Après le Ghana, l’Afrique du Sud va-t-elle se soumettra aux injonctions des fonds vautours ?
Contrairement au Ghana, l’Afrique du Sud ne semble pas prête à céder aux exigences du hedge fund NML-Capital, filiale d’Elliot Capital contrôlée par le milliardaire américain, Paul Singer, l’un des plus gros financiers du Parti républicain, proche de George W. Bush. Le NML avait fait, on s’en souvient, main basse sur la frégate argentine Libertad, dans le port de Tema, au Ghana, avec l’accord d’un juge ghanéen. Basé aux îles Caïmans, ce fonds vautour filiale d’Elliot CapitAL, tente de récupérer les 370 millions de dollars placés en bons du trésor argentins avant le naufrage financier de 2001. Avant la « prise » de Tema, Elliot Capital avait fait 28 tentatives infructueuses de saisies des biens argentins à l’étranger. La Libertad est un célèbre navire école avec plus 330 marins à bord dont 280 ont finalement été rapatriés à Buenos Aires, le 25 octobre, après trois semaines de rétention à bord. Le commandant de bord et 40 hommes sont toujours retenus en « otages ».

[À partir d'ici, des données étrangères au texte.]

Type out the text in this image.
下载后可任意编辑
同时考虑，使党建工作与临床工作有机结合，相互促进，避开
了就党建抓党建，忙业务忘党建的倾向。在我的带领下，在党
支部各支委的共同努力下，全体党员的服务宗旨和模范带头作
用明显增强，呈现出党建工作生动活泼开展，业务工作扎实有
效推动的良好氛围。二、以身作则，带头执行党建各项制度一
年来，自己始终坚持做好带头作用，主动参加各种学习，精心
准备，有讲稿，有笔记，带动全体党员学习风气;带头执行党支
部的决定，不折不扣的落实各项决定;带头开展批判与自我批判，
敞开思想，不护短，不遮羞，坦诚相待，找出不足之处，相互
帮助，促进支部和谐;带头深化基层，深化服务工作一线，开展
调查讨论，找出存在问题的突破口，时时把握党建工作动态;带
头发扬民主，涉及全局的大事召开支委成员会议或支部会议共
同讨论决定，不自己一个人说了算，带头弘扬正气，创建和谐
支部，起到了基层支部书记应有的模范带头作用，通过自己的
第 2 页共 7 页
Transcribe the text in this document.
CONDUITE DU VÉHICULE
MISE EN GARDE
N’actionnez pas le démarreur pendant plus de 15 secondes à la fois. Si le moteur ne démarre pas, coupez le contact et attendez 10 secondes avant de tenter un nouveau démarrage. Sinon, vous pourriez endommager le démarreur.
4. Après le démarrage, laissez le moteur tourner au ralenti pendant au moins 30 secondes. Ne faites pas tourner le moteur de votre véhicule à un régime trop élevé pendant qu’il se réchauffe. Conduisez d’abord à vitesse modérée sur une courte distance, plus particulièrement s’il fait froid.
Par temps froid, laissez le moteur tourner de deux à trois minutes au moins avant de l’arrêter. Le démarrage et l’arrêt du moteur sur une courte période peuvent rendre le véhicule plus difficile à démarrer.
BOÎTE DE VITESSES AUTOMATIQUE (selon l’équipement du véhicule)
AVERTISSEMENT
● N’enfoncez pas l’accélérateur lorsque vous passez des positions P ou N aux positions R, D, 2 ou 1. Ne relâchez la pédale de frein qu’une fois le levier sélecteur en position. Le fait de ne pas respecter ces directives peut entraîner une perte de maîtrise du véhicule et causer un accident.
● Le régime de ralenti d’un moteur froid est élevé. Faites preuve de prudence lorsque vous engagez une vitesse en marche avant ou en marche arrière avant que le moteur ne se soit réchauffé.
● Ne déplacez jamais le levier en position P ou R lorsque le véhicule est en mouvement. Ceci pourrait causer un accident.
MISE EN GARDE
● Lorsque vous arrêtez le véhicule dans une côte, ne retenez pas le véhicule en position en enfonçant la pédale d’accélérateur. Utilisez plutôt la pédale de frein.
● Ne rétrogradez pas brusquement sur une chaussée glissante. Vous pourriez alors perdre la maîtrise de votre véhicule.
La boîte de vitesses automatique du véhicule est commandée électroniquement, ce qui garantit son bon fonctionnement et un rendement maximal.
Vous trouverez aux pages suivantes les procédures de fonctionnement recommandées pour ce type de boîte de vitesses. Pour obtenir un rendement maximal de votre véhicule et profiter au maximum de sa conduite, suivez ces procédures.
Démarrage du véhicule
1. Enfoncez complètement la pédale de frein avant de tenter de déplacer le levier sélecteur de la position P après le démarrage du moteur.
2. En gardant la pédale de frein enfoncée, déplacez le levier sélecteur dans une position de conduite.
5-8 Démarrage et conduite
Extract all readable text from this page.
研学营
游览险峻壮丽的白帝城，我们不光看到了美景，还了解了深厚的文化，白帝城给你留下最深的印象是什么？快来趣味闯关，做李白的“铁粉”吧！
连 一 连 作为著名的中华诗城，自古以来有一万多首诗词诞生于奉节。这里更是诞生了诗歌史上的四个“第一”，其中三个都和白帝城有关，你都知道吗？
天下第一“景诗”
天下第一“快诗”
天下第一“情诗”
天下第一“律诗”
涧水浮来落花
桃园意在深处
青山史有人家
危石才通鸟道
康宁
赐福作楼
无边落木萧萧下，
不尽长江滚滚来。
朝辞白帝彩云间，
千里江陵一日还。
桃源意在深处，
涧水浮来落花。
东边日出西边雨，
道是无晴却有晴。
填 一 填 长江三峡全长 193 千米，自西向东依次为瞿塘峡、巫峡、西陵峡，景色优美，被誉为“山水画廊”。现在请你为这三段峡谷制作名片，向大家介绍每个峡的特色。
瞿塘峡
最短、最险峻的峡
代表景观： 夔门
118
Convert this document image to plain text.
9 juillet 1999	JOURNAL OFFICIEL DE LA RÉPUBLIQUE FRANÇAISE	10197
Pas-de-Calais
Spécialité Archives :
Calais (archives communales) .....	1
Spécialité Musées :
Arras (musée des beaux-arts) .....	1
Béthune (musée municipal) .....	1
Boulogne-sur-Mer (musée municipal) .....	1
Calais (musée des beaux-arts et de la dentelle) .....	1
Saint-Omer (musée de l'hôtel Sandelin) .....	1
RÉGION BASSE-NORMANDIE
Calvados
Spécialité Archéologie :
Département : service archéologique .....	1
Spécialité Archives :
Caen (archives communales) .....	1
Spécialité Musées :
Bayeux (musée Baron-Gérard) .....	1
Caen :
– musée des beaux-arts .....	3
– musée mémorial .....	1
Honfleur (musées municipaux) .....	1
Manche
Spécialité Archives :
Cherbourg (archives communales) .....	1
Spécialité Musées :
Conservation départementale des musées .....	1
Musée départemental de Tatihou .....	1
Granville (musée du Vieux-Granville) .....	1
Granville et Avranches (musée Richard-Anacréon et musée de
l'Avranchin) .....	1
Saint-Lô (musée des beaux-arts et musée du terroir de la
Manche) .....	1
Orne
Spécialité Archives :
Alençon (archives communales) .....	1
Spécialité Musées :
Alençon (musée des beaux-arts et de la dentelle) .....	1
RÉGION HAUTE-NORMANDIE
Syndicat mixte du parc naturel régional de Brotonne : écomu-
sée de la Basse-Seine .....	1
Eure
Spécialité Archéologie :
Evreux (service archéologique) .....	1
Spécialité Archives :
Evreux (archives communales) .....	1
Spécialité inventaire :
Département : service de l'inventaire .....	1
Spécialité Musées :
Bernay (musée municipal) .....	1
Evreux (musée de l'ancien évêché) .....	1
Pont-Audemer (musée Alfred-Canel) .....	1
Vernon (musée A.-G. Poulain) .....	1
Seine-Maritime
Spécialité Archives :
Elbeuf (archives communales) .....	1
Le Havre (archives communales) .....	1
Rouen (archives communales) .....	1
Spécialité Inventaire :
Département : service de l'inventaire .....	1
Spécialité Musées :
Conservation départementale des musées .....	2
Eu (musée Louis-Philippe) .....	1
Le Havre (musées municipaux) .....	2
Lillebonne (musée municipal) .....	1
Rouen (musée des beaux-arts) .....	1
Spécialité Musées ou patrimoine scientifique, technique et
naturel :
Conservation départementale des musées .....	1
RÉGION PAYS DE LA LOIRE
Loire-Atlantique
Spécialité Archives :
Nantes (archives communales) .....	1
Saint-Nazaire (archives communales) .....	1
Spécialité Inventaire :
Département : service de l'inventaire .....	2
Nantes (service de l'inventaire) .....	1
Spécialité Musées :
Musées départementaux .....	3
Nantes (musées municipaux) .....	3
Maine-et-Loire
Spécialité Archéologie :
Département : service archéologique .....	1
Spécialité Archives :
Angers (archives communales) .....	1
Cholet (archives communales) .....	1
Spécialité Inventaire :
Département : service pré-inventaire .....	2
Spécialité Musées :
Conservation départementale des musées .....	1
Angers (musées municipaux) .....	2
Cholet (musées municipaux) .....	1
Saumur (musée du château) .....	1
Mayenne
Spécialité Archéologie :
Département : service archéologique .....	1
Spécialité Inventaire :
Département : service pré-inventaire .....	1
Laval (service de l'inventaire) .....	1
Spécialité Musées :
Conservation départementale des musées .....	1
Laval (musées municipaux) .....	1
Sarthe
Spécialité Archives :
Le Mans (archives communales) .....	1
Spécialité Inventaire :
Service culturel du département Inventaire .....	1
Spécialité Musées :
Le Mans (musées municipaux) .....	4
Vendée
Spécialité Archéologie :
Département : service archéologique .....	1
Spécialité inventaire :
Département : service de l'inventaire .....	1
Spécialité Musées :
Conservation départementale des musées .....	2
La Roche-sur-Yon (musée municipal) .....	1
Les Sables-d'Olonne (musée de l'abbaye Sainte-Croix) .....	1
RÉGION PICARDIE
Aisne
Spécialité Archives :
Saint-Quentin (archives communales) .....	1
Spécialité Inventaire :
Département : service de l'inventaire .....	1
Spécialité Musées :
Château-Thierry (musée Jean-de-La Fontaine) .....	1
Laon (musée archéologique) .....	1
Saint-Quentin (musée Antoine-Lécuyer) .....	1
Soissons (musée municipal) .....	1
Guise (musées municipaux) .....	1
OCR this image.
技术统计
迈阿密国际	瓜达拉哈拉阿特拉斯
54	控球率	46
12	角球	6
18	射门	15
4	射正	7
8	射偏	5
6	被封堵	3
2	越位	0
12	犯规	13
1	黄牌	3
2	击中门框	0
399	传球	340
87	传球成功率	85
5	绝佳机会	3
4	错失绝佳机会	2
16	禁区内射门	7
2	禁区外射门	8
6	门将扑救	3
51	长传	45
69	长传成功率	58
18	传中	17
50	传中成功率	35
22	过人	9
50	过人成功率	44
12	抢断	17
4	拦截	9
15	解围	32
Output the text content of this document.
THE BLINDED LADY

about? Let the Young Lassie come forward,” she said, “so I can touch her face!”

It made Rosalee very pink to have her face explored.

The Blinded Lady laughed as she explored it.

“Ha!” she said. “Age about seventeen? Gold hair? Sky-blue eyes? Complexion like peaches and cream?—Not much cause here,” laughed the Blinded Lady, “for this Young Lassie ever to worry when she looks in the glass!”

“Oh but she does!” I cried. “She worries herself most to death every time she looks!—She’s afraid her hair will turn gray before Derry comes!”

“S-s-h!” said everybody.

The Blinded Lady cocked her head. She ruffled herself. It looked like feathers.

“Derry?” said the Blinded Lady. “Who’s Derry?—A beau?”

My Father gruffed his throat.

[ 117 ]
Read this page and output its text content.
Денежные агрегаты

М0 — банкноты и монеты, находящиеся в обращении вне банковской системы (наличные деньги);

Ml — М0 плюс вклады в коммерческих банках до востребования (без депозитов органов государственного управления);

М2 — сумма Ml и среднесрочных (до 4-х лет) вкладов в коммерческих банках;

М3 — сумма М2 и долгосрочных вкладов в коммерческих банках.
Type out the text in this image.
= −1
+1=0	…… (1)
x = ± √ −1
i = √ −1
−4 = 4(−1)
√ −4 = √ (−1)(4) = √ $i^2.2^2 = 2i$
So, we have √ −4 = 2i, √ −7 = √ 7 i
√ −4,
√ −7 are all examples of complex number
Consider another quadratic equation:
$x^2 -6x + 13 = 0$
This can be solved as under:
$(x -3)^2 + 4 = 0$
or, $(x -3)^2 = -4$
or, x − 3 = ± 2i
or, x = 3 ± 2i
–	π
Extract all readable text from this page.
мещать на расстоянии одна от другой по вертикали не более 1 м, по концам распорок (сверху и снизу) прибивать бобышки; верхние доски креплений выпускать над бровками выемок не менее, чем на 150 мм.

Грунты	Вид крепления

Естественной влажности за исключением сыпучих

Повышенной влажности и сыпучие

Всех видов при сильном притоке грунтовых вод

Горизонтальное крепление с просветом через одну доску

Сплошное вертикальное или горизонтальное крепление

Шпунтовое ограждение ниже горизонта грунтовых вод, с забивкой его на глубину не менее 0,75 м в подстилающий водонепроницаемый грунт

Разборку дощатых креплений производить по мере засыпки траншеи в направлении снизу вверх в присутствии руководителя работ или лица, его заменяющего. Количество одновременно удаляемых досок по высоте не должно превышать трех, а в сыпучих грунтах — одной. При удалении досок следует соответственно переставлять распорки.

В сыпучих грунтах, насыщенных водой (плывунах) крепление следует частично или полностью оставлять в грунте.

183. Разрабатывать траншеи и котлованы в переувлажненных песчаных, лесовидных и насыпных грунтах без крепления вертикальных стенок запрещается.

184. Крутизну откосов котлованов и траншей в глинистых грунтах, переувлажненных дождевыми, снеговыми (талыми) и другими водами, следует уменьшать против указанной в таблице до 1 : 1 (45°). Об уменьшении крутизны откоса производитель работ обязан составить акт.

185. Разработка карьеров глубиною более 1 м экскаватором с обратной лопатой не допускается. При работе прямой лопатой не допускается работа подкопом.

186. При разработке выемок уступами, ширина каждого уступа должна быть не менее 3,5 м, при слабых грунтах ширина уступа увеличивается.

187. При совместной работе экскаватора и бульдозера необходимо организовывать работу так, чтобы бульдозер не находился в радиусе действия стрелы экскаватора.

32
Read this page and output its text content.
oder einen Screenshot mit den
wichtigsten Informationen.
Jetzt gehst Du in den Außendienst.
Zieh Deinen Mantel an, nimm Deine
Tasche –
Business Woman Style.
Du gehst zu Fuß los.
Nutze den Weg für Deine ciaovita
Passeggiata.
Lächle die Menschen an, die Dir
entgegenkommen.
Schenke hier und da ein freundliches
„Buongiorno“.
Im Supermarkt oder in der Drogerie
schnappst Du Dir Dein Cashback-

En Afrique du Sud, c’est autour de la corvette Ara Espora d’être dans la ligne de mire d’Elliot Capital. Ce navire avait dû abandonner les manœuvres navales conjointes, Atlassur IX, avec l’Afrique du Sud, le Brésil et l’Uruguay pour cause d’avarie et est immobilisé pour réparation à la base navale de Simontown. Dans son cas, le fonds vautour aura, sans doute, beaucoup plus de difficultés à faire effectuer la saisie, si jamais il y arrive. Les ministres sud-africain et argentin des Affaires étrangères se sont rencontrés à l’occasion de la réunion bilatérale de coopération entre les deux pays. Il a, bien sûr, aussi été question du sort de la corvette. La loi internationale de saisie ne s’applique pas aux navires de guerre, comme le souligne le ministre argentin, Hector Timerman. Mais, plus important encore, contrairement au Ghana, l’Afrique du Sud et l’Argentine ont des liens politiques forts et anciens qui laissent supposer qu’Elliot Capital n’arrivera pas à ses fins. En outre, les pratiques d’Elliot Capital sont déjà connues en Afrique du sud où le fonds s’était lancé dans quelques tentatives financières toxiques.
Il est rare, cependant, que les fonds vautours, dont Elliot Capital est l’un des plus importants selon Wall Street, bénéficie de jugements favorables comme au Ghana. Dans son ouvrage Default and lessons from a decade of crisis, l’économiste et banquier argentin Federico Sturzenegger mentionne 35 cas en vingt ans dont six seulement ont récupéré 100% de la valeur nominale des bonds. Elliot Capital est le spécialiste de ce type d’opération financière et se retrouve aujourd’hui en contentieux avec plusieurs pays, dont le Congo, la Côte d’Ivoire, le Nicaragua et le Turkmenistan, outre l’Argentine.
Le danger que représentent les pratiques des fonds privés pour la souveraineté des États est réel. Hernan Lorenzino, le ministre argentin de l’Économie, l’a rappelé aux ministres des Finances du G20, réunis le 5 novembre dernier à Mexico. « Il y a quelques années, on nous prenait pour des fous lorsqu’on alertait sur les hedge funds, aujourd’hui on doit reconnaître que nous avions raison et que la question est à l’ordre du jour », a-t-il déclaré. Selon lui, « l’engagement total et immédiatement mis en œuvre du G2O est essentiel pour réduire les risques spéculatifs dont tous les États sont victimes. » Se référant aux fonds d’investissement qui détiennent des bonds souverains achetés à prix « soldés » à des pays pauvres en difficulté généralement déjà étouffés par le FMI, et qui exigent le paiement total de leur valeur initiale et de leurs intérêts, il a dénoncé « le comportement abusif des fonds vautours qui vont à l’encontre de tous les principes et toutes les règles qui président à la dette souveraine et à la loi internationale, font pression sur différents tribunaux et obtiennent des résultats qui ne font que contribuer à encourager d’autres attaques spéculatives. » C’est une question qui doit préoccuper l’ensemble des pays, pas seulement l’Argentine, a-t-il insisté.